After Big Pentagon Contract Wins, L3Harris CEO Eyes More Growth
Three years after merger of L3 Technologies and Harris, the company is striving to “compete on a level playing field,” CEO Kubasik says.
When L3 Technologies and Harris Corp. merged in 2019, executives touted lofty goals of competing against the largest defense firms. Three years later, L3Harris Technologies is winning Pentagon deals worth billions of dollars, and its CEO Chris Kubasik envisions even more growth.
“We're punching above our weight, and we need to continue to grow, including acquisitions, to get to scale, to be able to compete on a level playing field,” Kubasik said in an interview.
When Kubasik became CEO of L3 Technologies in January 2018, he wanted to change the firm’s culture to make it operate more like a commercial technology company, as opposed to a bureaucratic government contractor. He’s taken that same approach as CEO of the combined company, a position he has held since June 2021, pitching it to the military as a “trusted disruptor,” meaning it’s a known quantity to the Pentagon, but operates differently than other defense firms.
In a two week period this past summer, L3Harris won three high-profile contacts with more than $4 billion. The largest came on Aug. 1 when L3Harris—in partnership with crop duster maker Air Tractor—beat out other established planemakers to secure a U.S. Special Operations Command contract that could be $3 billion for up to 75 attack planes.
A few weeks before it won the SOCOM contract, L3Harris won a $700 million Pentagon contract to build missile tracking satellites that can track fast-flying hypersonic weapons. It also won a $380 million Navy deal to provide a key system that lets ships know what’s around them so they can track and strike a target.
“Everybody talks about talking to their customer, I emphasize the importance of listening to your customer, which actually is a pretty big difference,” Kubasik said. “We've listened to what the requirements are [and] we listen to what the threats are.”
The company views itself as being “platform agnostic”—meaning it could do heavy modifications to Gulfstream-made business jets, like it did for the Air Force EC-37B Compass Call, or a Bombardier business jet, as it did for Army reconnaissance and electronic warfare aircraft.
“We had the ability to go out, being platform agnostic, and finding the best platform available for the mission … and then making the investments on the key technologies and [demonstrating] it,” Kubasik said.
L3Harris is the sixth largest U.S. defense contractor behind Lockheed Martin, Raytheon Technologies, Boeing, Northrop Grumman, and General Dynamics—also known as the “Big 5” or “primes contractors.” When L3 and Harris merged, Kubasik and Harris CEO Bill Brown, who was CEO of the combined company for its first two years, hoped to create a “sixth prime.”
“I think it all ties into this, this strategy of doing more and more prime work,” Kubasik said. “Ultimately, the goal of the L3-Harris merger was to provide competition and give our DOD customers more alternatives.”
While the strategy appears to be working, L3 is still far smaller than five firms at the top of the defense contractor revenue list. L3Harris’ 2021 defense revenue of about $15 billion was about half of No. 5 General Dynamics, which booked nearly $31 billion, according to Defense News.

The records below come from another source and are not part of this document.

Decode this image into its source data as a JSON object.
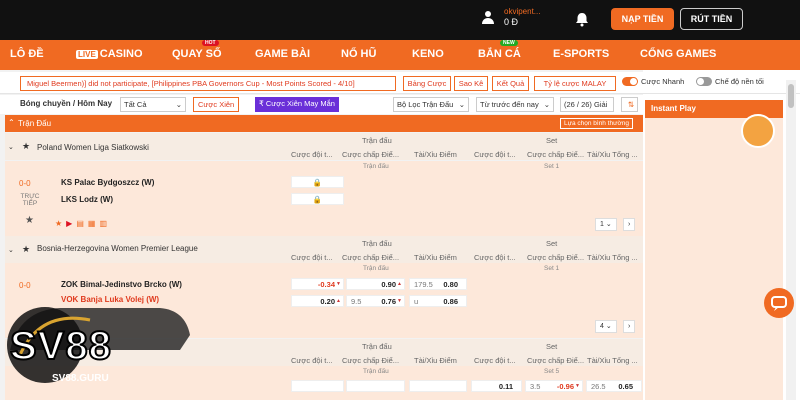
{
  "topbar": {
    "username": "okvipent...",
    "balance": "0 Đ",
    "deposit_label": "NẠP TIỀN",
    "withdraw_label": "RÚT TIỀN"
  },
  "nav": {
    "items": [
      {
        "label": "LÔ ĐỀ"
      },
      {
        "label": "CASINO",
        "badge": "LIVE"
      },
      {
        "label": "QUAY SỐ",
        "tag": "HOT"
      },
      {
        "label": "GAME BÀI"
      },
      {
        "label": "NỔ HŨ"
      },
      {
        "label": "KENO"
      },
      {
        "label": "BẮN CÁ",
        "tag": "NEW"
      },
      {
        "label": "E-SPORTS"
      },
      {
        "label": "CỔNG GAMES"
      }
    ]
  },
  "ticker": {
    "text": "Miguel Beermen)] did not participate, [Philippines PBA Governors Cup - Most Points Scored - 4/10]",
    "buttons": [
      "Bảng Cược",
      "Sao Kê",
      "Kết Quả",
      "Tỷ lệ cược MALAY"
    ],
    "fast_bet_label": "Cược Nhanh",
    "dark_mode_label": "Chế độ nền tối"
  },
  "filters": {
    "sport_label": "Bóng chuyền / Hôm Nay",
    "all_select": "Tất Cả",
    "parlay_label": "Cược Xiên",
    "lucky_parlay_label": "₹ Cược Xiên May Mắn",
    "match_filter": "Bộ Lọc Trận Đấu",
    "sort": "Từ trước đến nay",
    "count": "(26 / 26) Giải"
  },
  "table": {
    "column_title": "Trận Đấu",
    "choose_type": "Lựa chọn bình thường",
    "group_match": "Trận đấu",
    "group_set": "Set",
    "headers": [
      "Cược đội t...",
      "Cược chấp Điể...",
      "Tài/Xỉu Điểm",
      "Cược đội t...",
      "Cược chấp Điể...",
      "Tài/Xỉu Tổng ..."
    ]
  },
  "leagues": [
    {
      "name": "Poland Women Liga Siatkowski",
      "sub_left": "Trận đấu",
      "sub_right": "Set 1",
      "score": "0-0",
      "status": "TRỰC TIẾP",
      "home": "KS Palac Bydgoszcz (W)",
      "away": "LKS Lodz (W)",
      "page": "1"
    },
    {
      "name": "Bosnia-Herzegovina Women Premier League",
      "sub_left": "Trận đấu",
      "sub_right": "Set 1",
      "score": "0-0",
      "home": "ZOK Bimal-Jedinstvo Brcko (W)",
      "away": "VOK Banja Luka Volej (W)",
      "home_ml": "-0.34",
      "away_ml": "0.20",
      "home_hcp_odd": "0.90",
      "away_hcp": "9.5",
      "away_hcp_odd": "0.76",
      "ou_line": "179.5",
      "over_odd": "0.80",
      "ou_under": "u",
      "under_odd": "0.86",
      "page": "4"
    },
    {
      "sub_left": "Trận đấu",
      "sub_right": "Set 5",
      "set_ml": "0.11",
      "set_hcp": "3.5",
      "set_hcp_odd": "-0.96",
      "set_ou_line": "26.5",
      "set_ou_odd": "0.65"
    }
  ],
  "sidebar": {
    "instant_play": "Instant Play"
  },
  "brand": {
    "logo": "SV88",
    "url": "SV88.GURU"
  },
  "colors": {
    "accent": "#f06a22",
    "dark": "#111111",
    "alert": "#e03a1e"
  }
}
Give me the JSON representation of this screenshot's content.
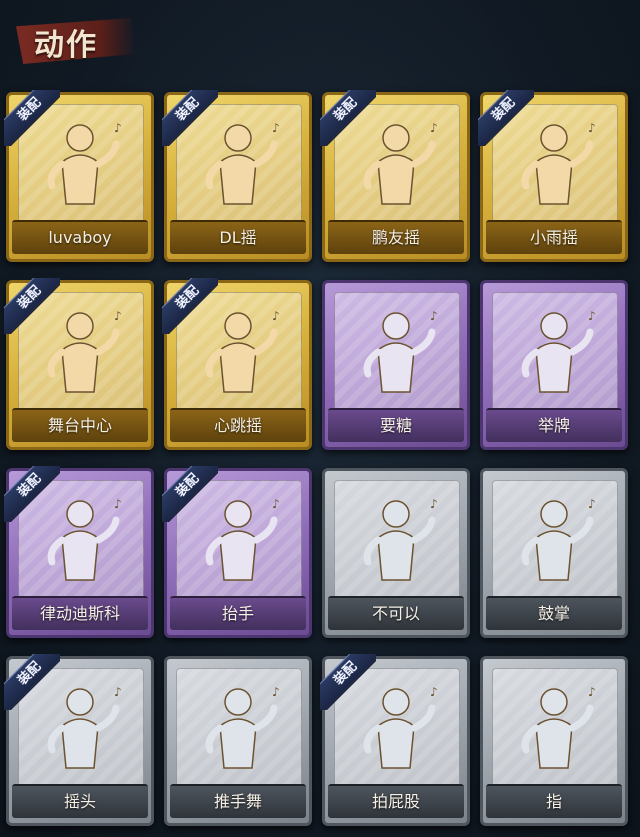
{
  "header": {
    "title": "动作"
  },
  "equip_label": "装配",
  "cards": [
    {
      "label": "luvaboy",
      "tier": "gold",
      "equipped": true,
      "icon": "dance-pose-icon"
    },
    {
      "label": "DL摇",
      "tier": "gold",
      "equipped": true,
      "icon": "music-dance-icon"
    },
    {
      "label": "鹏友摇",
      "tier": "gold",
      "equipped": true,
      "icon": "arms-cross-icon"
    },
    {
      "label": "小雨摇",
      "tier": "gold",
      "equipped": true,
      "icon": "music-dance-icon"
    },
    {
      "label": "舞台中心",
      "tier": "gold",
      "equipped": true,
      "icon": "sparkle-pose-icon"
    },
    {
      "label": "心跳摇",
      "tier": "gold",
      "equipped": true,
      "icon": "hand-raise-icon"
    },
    {
      "label": "要糖",
      "tier": "purple",
      "equipped": false,
      "icon": "reach-out-icon"
    },
    {
      "label": "举牌",
      "tier": "purple",
      "equipped": false,
      "icon": "hold-sign-icon"
    },
    {
      "label": "律动迪斯科",
      "tier": "purple",
      "equipped": true,
      "icon": "disco-point-icon"
    },
    {
      "label": "抬手",
      "tier": "purple",
      "equipped": true,
      "icon": "wave-hand-icon"
    },
    {
      "label": "不可以",
      "tier": "silver",
      "equipped": false,
      "icon": "finger-wag-icon"
    },
    {
      "label": "鼓掌",
      "tier": "silver",
      "equipped": false,
      "icon": "clap-icon"
    },
    {
      "label": "摇头",
      "tier": "silver",
      "equipped": true,
      "icon": "shake-head-icon"
    },
    {
      "label": "推手舞",
      "tier": "silver",
      "equipped": false,
      "icon": "push-hands-icon"
    },
    {
      "label": "拍屁股",
      "tier": "silver",
      "equipped": true,
      "icon": "bend-pose-icon"
    },
    {
      "label": "指",
      "tier": "silver",
      "equipped": false,
      "icon": "point-hand-icon"
    }
  ]
}
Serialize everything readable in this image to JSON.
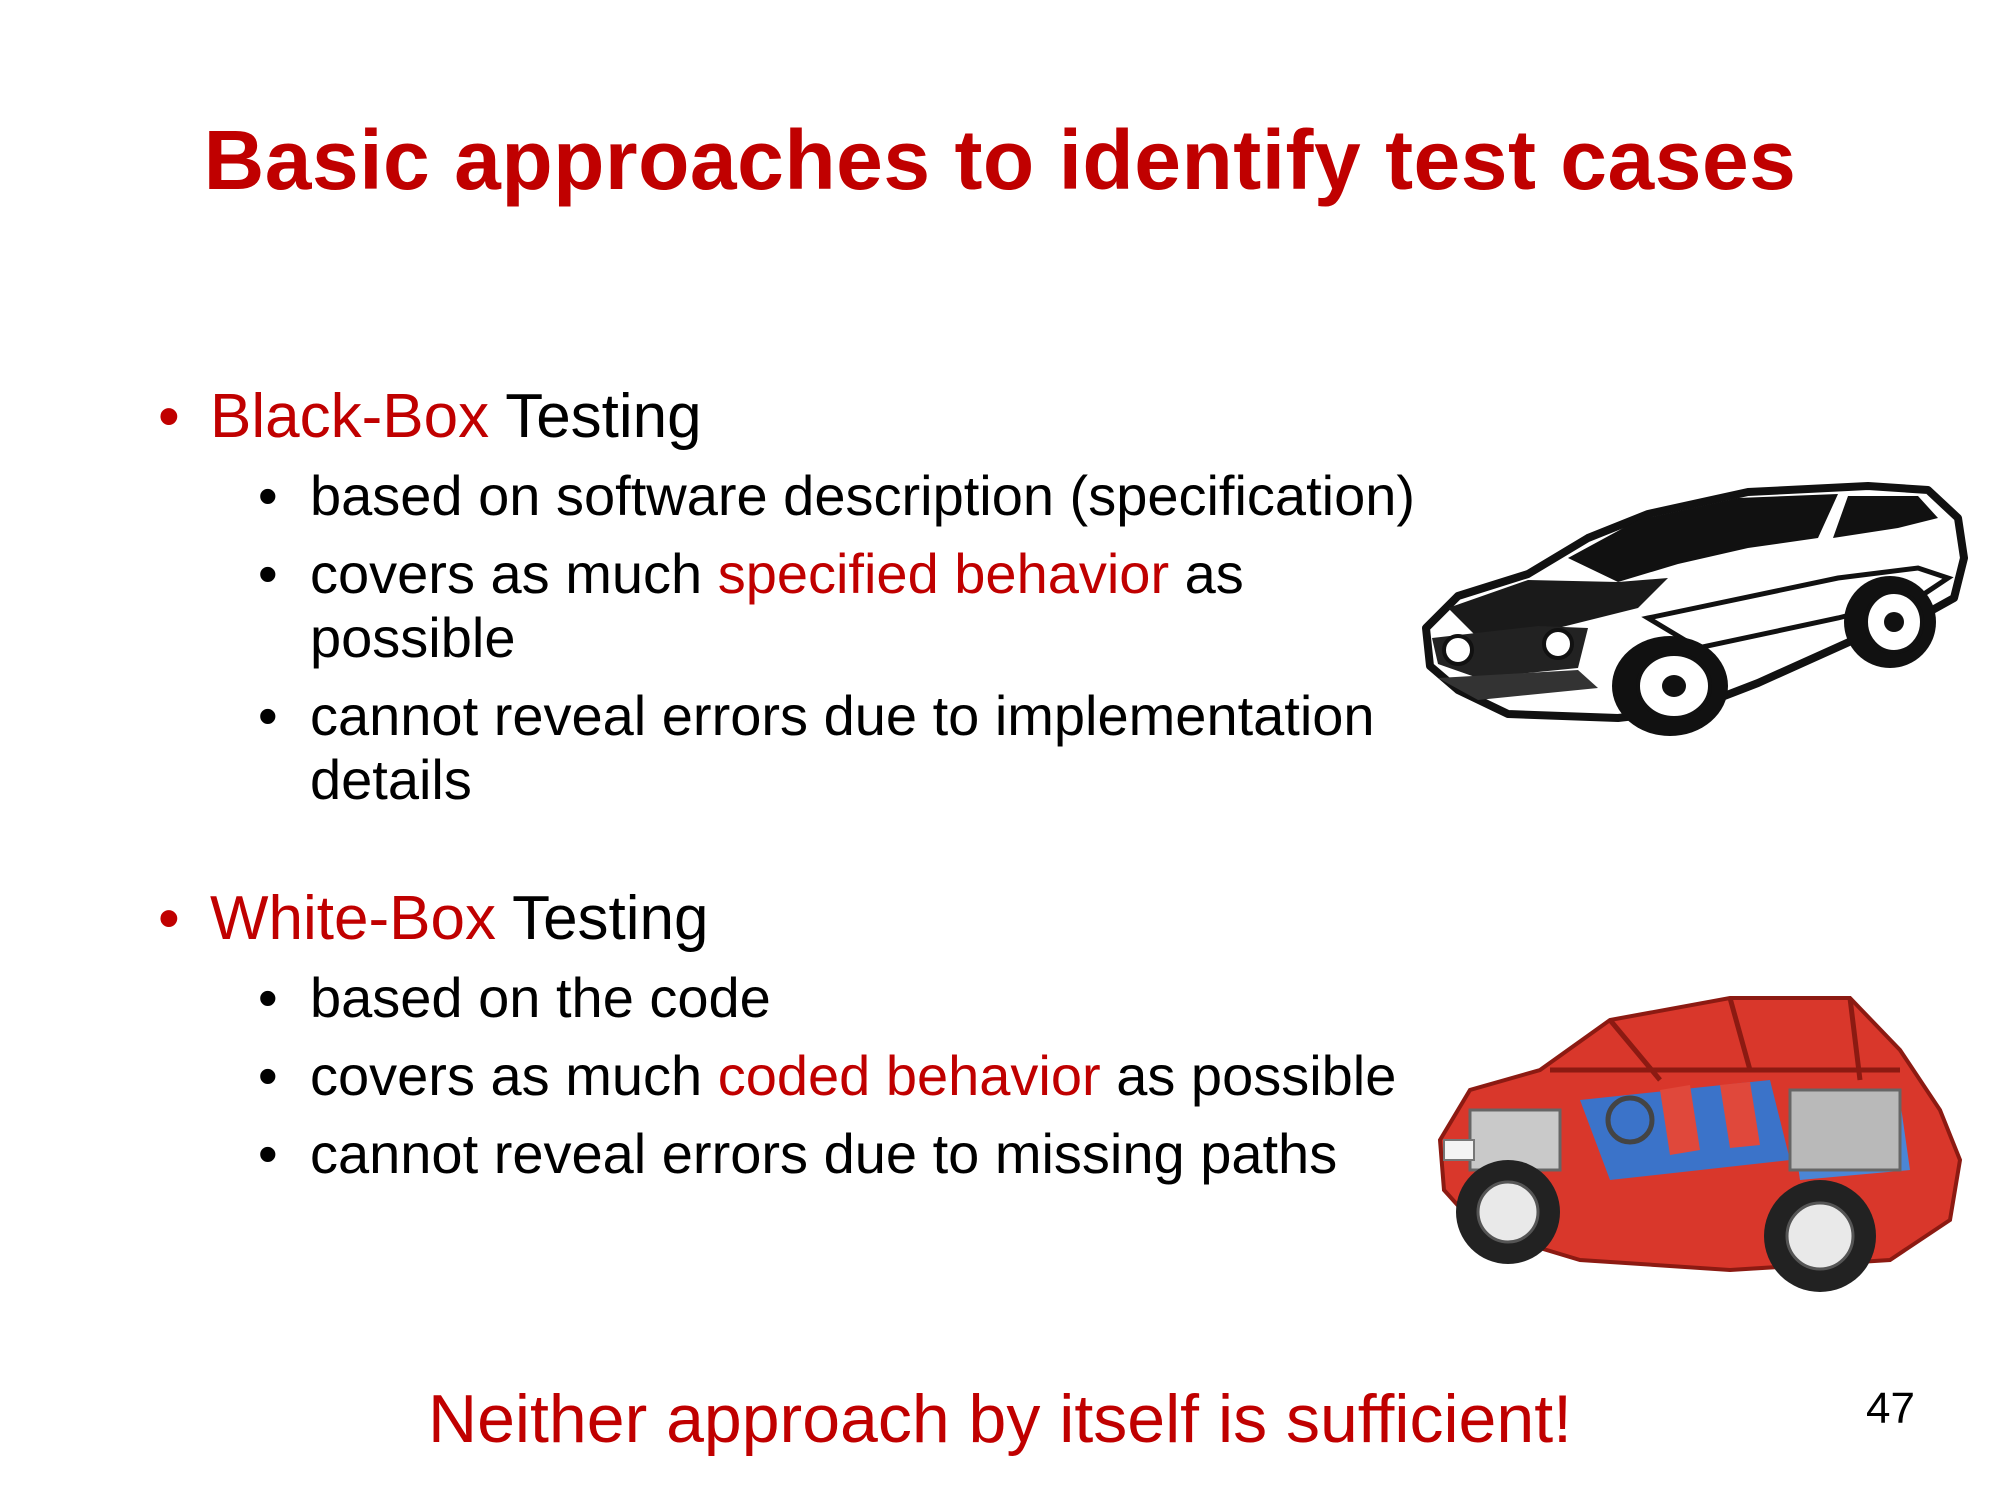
{
  "slide": {
    "title": "Basic approaches to identify test cases",
    "sections": [
      {
        "highlight": "Black-Box",
        "label": " Testing",
        "points": [
          {
            "pre": "based on software description (specification)",
            "highlight": "",
            "post": ""
          },
          {
            "pre": "covers as much ",
            "highlight": "specified behavior",
            "post": " as possible"
          },
          {
            "pre": "cannot reveal errors due to implementation details",
            "highlight": "",
            "post": ""
          }
        ]
      },
      {
        "highlight": "White-Box",
        "label": " Testing",
        "points": [
          {
            "pre": "based on the code",
            "highlight": "",
            "post": ""
          },
          {
            "pre": "covers as much ",
            "highlight": "coded behavior",
            "post": " as possible"
          },
          {
            "pre": "cannot reveal errors due to missing paths",
            "highlight": "",
            "post": ""
          }
        ]
      }
    ],
    "conclusion": "Neither approach by itself is sufficient!",
    "page_number": "47",
    "bullet": "•"
  },
  "colors": {
    "accent": "#c00000",
    "text": "#000000"
  },
  "icons": {
    "black_box": "black-sports-car-icon",
    "white_box": "red-cutaway-car-icon"
  }
}
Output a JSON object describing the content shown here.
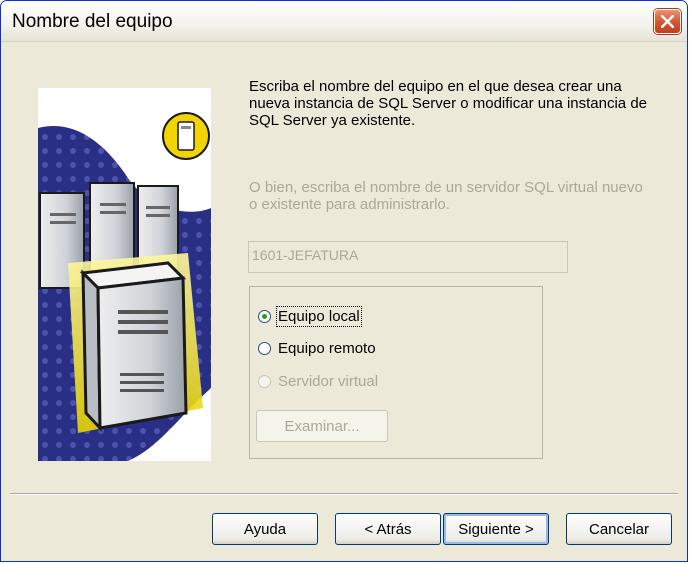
{
  "window": {
    "title": "Nombre del equipo"
  },
  "intro_text": "Escriba el nombre del equipo en el que desea crear una nueva instancia de SQL Server o modificar una instancia de SQL Server ya existente.",
  "alt_text": "O bien, escriba el nombre de un servidor SQL virtual nuevo o existente para administrarlo.",
  "server_name": {
    "value": "1601-JEFATURA"
  },
  "options": [
    {
      "label": "Equipo local",
      "selected": true,
      "enabled": true
    },
    {
      "label": "Equipo remoto",
      "selected": false,
      "enabled": true
    },
    {
      "label": "Servidor virtual",
      "selected": false,
      "enabled": false
    }
  ],
  "browse_button": "Examinar...",
  "buttons": {
    "help": "Ayuda",
    "back": "< Atrás",
    "next": "Siguiente >",
    "cancel": "Cancelar"
  }
}
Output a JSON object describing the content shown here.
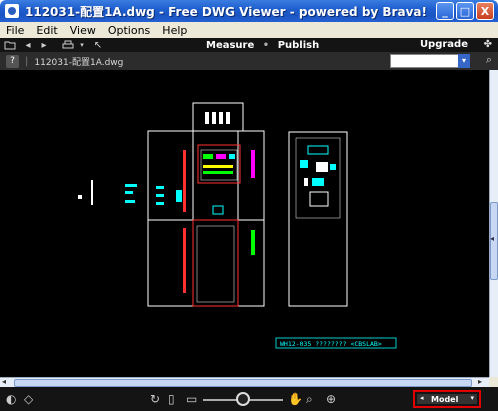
{
  "window": {
    "title": "112031-配置1A.dwg - Free DWG Viewer - powered by Brava!",
    "minimize": "_",
    "maximize": "□",
    "close": "X"
  },
  "menu": {
    "items": [
      "File",
      "Edit",
      "View",
      "Options",
      "Help"
    ]
  },
  "toolbar": {
    "measure_label": "Measure",
    "publish_label": "Publish",
    "separator": "•",
    "upgrade_label": "Upgrade"
  },
  "filebar": {
    "help": "?",
    "filename": "112031-配置1A.dwg"
  },
  "drawing": {
    "title_block_text": "WH12-035  ????????    <CBSLAB>"
  },
  "statusbar": {
    "model_label": "Model"
  },
  "colors": {
    "line": "#ffffff",
    "accent_red": "#e00000",
    "cad_cyan": "#00ffff",
    "cad_green": "#00ff00",
    "cad_magenta": "#ff00ff",
    "cad_red": "#ff3030",
    "cad_yellow": "#ffff00"
  }
}
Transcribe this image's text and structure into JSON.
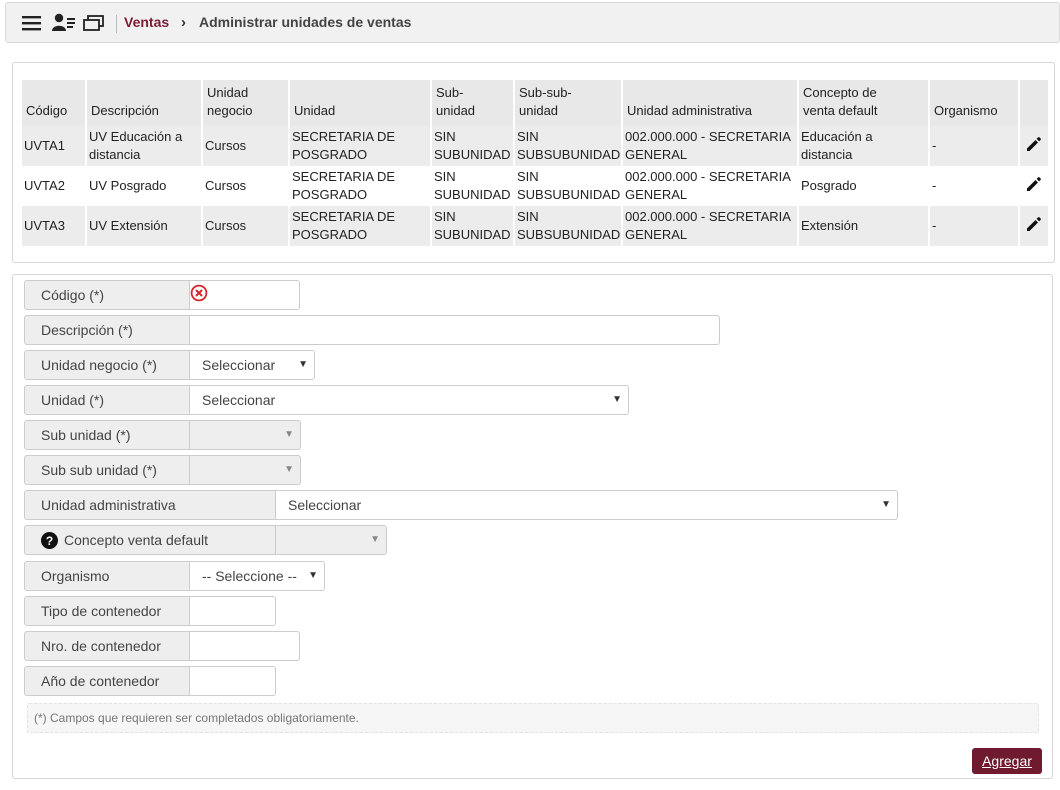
{
  "header": {
    "breadcrumb_root": "Ventas",
    "breadcrumb_separator": "›",
    "page_title": "Administrar unidades de ventas",
    "icons": [
      "menu-icon",
      "user-list-icon",
      "windows-icon"
    ]
  },
  "table": {
    "columns": [
      "Código",
      "Descripción",
      "Unidad negocio",
      "Unidad",
      "Sub-unidad",
      "Sub-sub-unidad",
      "Unidad administrativa",
      "Concepto de venta default",
      "Organismo",
      ""
    ],
    "column_lines": [
      [
        "Código"
      ],
      [
        "Descripción"
      ],
      [
        "Unidad",
        "negocio"
      ],
      [
        "Unidad"
      ],
      [
        "Sub-",
        "unidad"
      ],
      [
        "Sub-sub-",
        "unidad"
      ],
      [
        "Unidad administrativa"
      ],
      [
        "Concepto de",
        "venta default"
      ],
      [
        "Organismo"
      ],
      [
        ""
      ]
    ],
    "rows": [
      {
        "codigo": "UVTA1",
        "descripcion": [
          "UV Educación a",
          "distancia"
        ],
        "unidad_negocio": "Cursos",
        "unidad": [
          "SECRETARIA DE",
          "POSGRADO"
        ],
        "subunidad": [
          "SIN",
          "SUBUNIDAD"
        ],
        "subsubunidad": [
          "SIN",
          "SUBSUBUNIDAD"
        ],
        "unidad_administrativa": [
          "002.000.000 - SECRETARIA",
          "GENERAL"
        ],
        "concepto": [
          "Educación a",
          "distancia"
        ],
        "organismo": "-"
      },
      {
        "codigo": "UVTA2",
        "descripcion": [
          "UV Posgrado"
        ],
        "unidad_negocio": "Cursos",
        "unidad": [
          "SECRETARIA DE",
          "POSGRADO"
        ],
        "subunidad": [
          "SIN",
          "SUBUNIDAD"
        ],
        "subsubunidad": [
          "SIN",
          "SUBSUBUNIDAD"
        ],
        "unidad_administrativa": [
          "002.000.000 - SECRETARIA",
          "GENERAL"
        ],
        "concepto": [
          "Posgrado"
        ],
        "organismo": "-"
      },
      {
        "codigo": "UVTA3",
        "descripcion": [
          "UV Extensión"
        ],
        "unidad_negocio": "Cursos",
        "unidad": [
          "SECRETARIA DE",
          "POSGRADO"
        ],
        "subunidad": [
          "SIN",
          "SUBUNIDAD"
        ],
        "subsubunidad": [
          "SIN",
          "SUBSUBUNIDAD"
        ],
        "unidad_administrativa": [
          "002.000.000 - SECRETARIA",
          "GENERAL"
        ],
        "concepto": [
          "Extensión"
        ],
        "organismo": "-"
      }
    ],
    "row_action_icon": "pencil-icon"
  },
  "form": {
    "codigo": {
      "label": "Código (*)",
      "value": "",
      "status_icon": "error-icon"
    },
    "descripcion": {
      "label": "Descripción (*)",
      "value": ""
    },
    "unidad_negocio": {
      "label": "Unidad negocio (*)",
      "selected": "Seleccionar"
    },
    "unidad": {
      "label": "Unidad (*)",
      "selected": "Seleccionar"
    },
    "sub_unidad": {
      "label": "Sub unidad (*)",
      "selected": ""
    },
    "sub_sub_unidad": {
      "label": "Sub sub unidad (*)",
      "selected": ""
    },
    "unidad_administrativa": {
      "label": "Unidad administrativa",
      "selected": "Seleccionar"
    },
    "concepto_venta_default": {
      "label": "Concepto venta default",
      "selected": "",
      "help_icon": "question-circle-icon"
    },
    "organismo": {
      "label": "Organismo",
      "selected": "-- Seleccione --"
    },
    "tipo_contenedor": {
      "label": "Tipo de contenedor",
      "value": ""
    },
    "nro_contenedor": {
      "label": "Nro. de contenedor",
      "value": ""
    },
    "anio_contenedor": {
      "label": "Año de contenedor",
      "value": ""
    },
    "required_note": "(*) Campos que requieren ser completados obligatoriamente.",
    "submit_label": "Agregar"
  },
  "colors": {
    "brand": "#7b1c33",
    "button": "#6f1a2f",
    "error": "#d9232d"
  }
}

It’s also looking to partner with non-traditional firms. In March it formed a strategic partnership with Shield Capital, a Silicon Valley-based venture capital firm that invests in startups that have technology beneficial to both the commercial and national security sectors.
“What we've tried to do is remain open minded and partner where it made sense, either as a prime or [subcontractor].” Kubasik said. “A lot of my time and effort is focused on working with these new entrants that are a little more software- [and] AI-enabled.”
An area of potential growth for the company is nuclear command, control, and communications—technology that’s used to transmit nuclear weapons data between command centers, satellites, aircraft, submarines, and missile silos. Asked if the company wants to be a part of the Air Force’s plans to buy new E-4B nuclear command planes, Kubasik said: “Absolutely.”
Still, the company is facing the same workforce, supply chain, and inflation issues impacting all sectors of manufacturing. In an effort to relieve inflationary pressures on its workers, it’s not raising its employee benefit contributions, and it’s increasing merit raises.
Throughout the pandemic, it allowed workers who can work remotely to do so. It also adopted a 9/80 work schedule. That’s left empty office space that the company is looking to lease or sell.
“There’s a lot of things going on in the world [and] we can only control so much of those things,” Kubasik said. “So let’s focus on what that is.”